Bir meşe getiriyorum sana İrlanda kurşunundan as diye boynuna,

bilmiyordum oysa o mükemmel biçimli ağaç,

meşe ağacı, senin en sevdiğin ağaçmış adada.

Tam da pazarda aradığım şarap kırmızısı 

bir örtü veriyorsun bana İrlanda’daki evim için,

evlendiğinde annenin altın nakışla işlediği.

Katlanıyor huzur. Bir anlık sessizlik daha hemen öncesinde

ezanın, namaza çağrının. Günün sıcağı gül rengi cilası ile

parıltılar bırakıyor yanaklarımıza. Sükûnetle, başımı çevirip bekliyorum.

Robyn Rowland © Turkish Translations by Mehmet Ali Çelikel ©

From Under This Saffron Sun, (Knocknarone Press, 2019)
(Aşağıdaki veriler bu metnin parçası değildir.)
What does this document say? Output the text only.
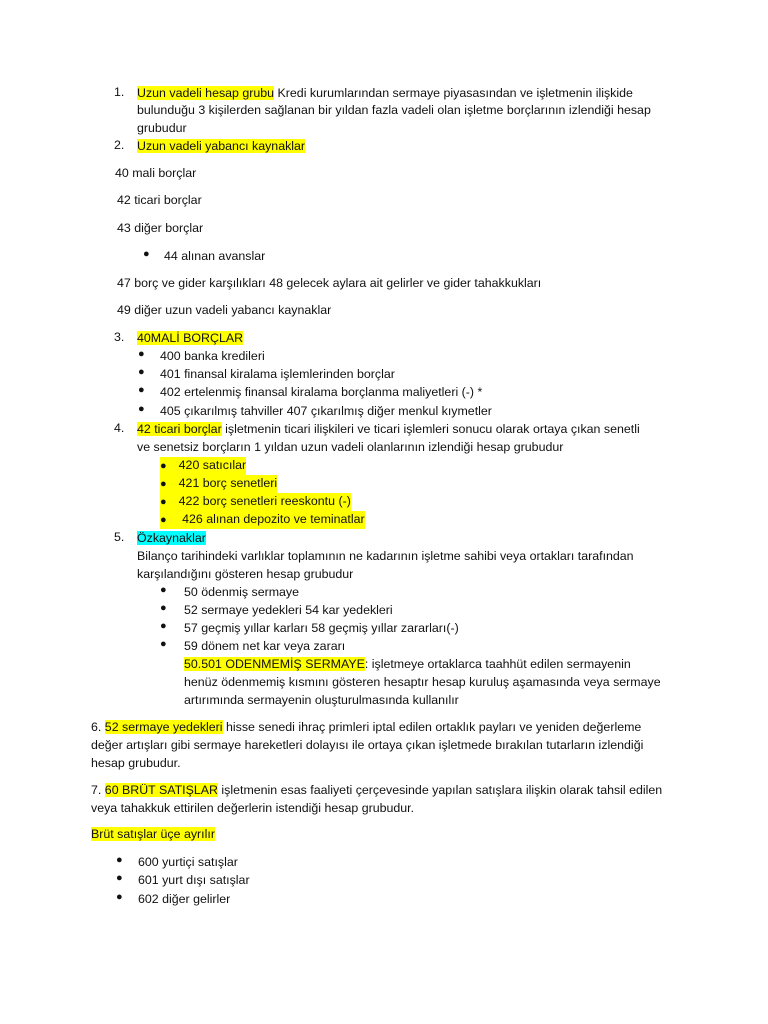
1. Uzun vadeli hesap grubu Kredi kurumlarından sermaye piyasasından ve işletmenin ilişkide
bulunduğu 3 kişilerden sağlanan bir yıldan fazla vadeli olan işletme borçlarının izlendiği hesap
grubudur
2. Uzun vadeli yabancı kaynaklar
40 mali borçlar
42 ticari borçlar
43 diğer borçlar
● 44 alınan avanslar
47 borç ve gider karşılıkları 48 gelecek aylara ait gelirler ve gider tahakkukları
49 diğer uzun vadeli yabancı kaynaklar
3. 40MALİ BORÇLAR
● 400 banka kredileri
● 401 finansal kiralama işlemlerinden borçlar
● 402 ertelenmiş finansal kiralama borçlanma maliyetleri (-) *
● 405 çıkarılmış tahviller 407 çıkarılmış diğer menkul kıymetler
4. 42 ticari borçlar işletmenin ticari ilişkileri ve ticari işlemleri sonucu olarak ortaya çıkan senetli
ve senetsiz borçların 1 yıldan uzun vadeli olanlarının izlendiği hesap grubudur
● 420 satıcılar
● 421 borç senetleri
● 422 borç senetleri reeskontu (-)
● 426 alınan depozito ve teminatlar
5. Özkaynaklar
Bilanço tarihindeki varlıklar toplamının ne kadarının işletme sahibi veya ortakları tarafından
karşılandığını gösteren hesap grubudur
● 50 ödenmiş sermaye
● 52 sermaye yedekleri 54 kar yedekleri
● 57 geçmiş yıllar karları 58 geçmiş yıllar zararları(-)
● 59 dönem net kar veya zararı
50.501 ODENMEMİŞ SERMAYE: işletmeye ortaklarca taahhüt edilen sermayenin
henüz ödenmemiş kısmını gösteren hesaptır hesap kuruluş aşamasında veya sermaye
artırımında sermayenin oluşturulmasında kullanılır
6. 52 sermaye yedekleri hisse senedi ihraç primleri iptal edilen ortaklık payları ve yeniden değerleme
değer artışları gibi sermaye hareketleri dolayısı ile ortaya çıkan işletmede bırakılan tutarların izlendiği
hesap grubudur.
7. 60 BRÜT SATIŞLAR işletmenin esas faaliyeti çerçevesinde yapılan satışlara ilişkin olarak tahsil edilen
veya tahakkuk ettirilen değerlerin istendiği hesap grubudur.
Brüt satışlar üçe ayrılır
● 600 yurtiçi satışlar
● 601 yurt dışı satışlar
● 602 diğer gelirler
T.E: Sorularımızı bitirirken şiire ilgi duyanlara, şiir okumaya ve özellikle yazmaya ve şiir yazmak isteyenlere önerileriniz nelerdir?

R.R: Hisleriniz için canlı olun. Hayatı teninizde tadın, koklayın, hissedin; rengi, hareketi fark edin, hayatı zihninizle olduğu kadar kalbinizle de hissedin. Metaforun dönüştürücü gücünü öğrenin. Dikkat edin, dinleyin, gözlemleyin, kaydedin. Meraklı olun, tanık olun, insanları dinleyin. Ve şiir, roman, tarih, hatta gazete okuyun! Her şey hikâyeyi size getirecektir.

T.E: Bu tarih zenginliğinin iki ülke arasındaki kültürel bir diyalog için bir fırsat olduğunu ve dünya barışını güçlendireceğini düşünüyorum. Siz de kitaplarınızla buna en büyük katkıyı sağlayanlardan birisiniz. Teşekkür ederim.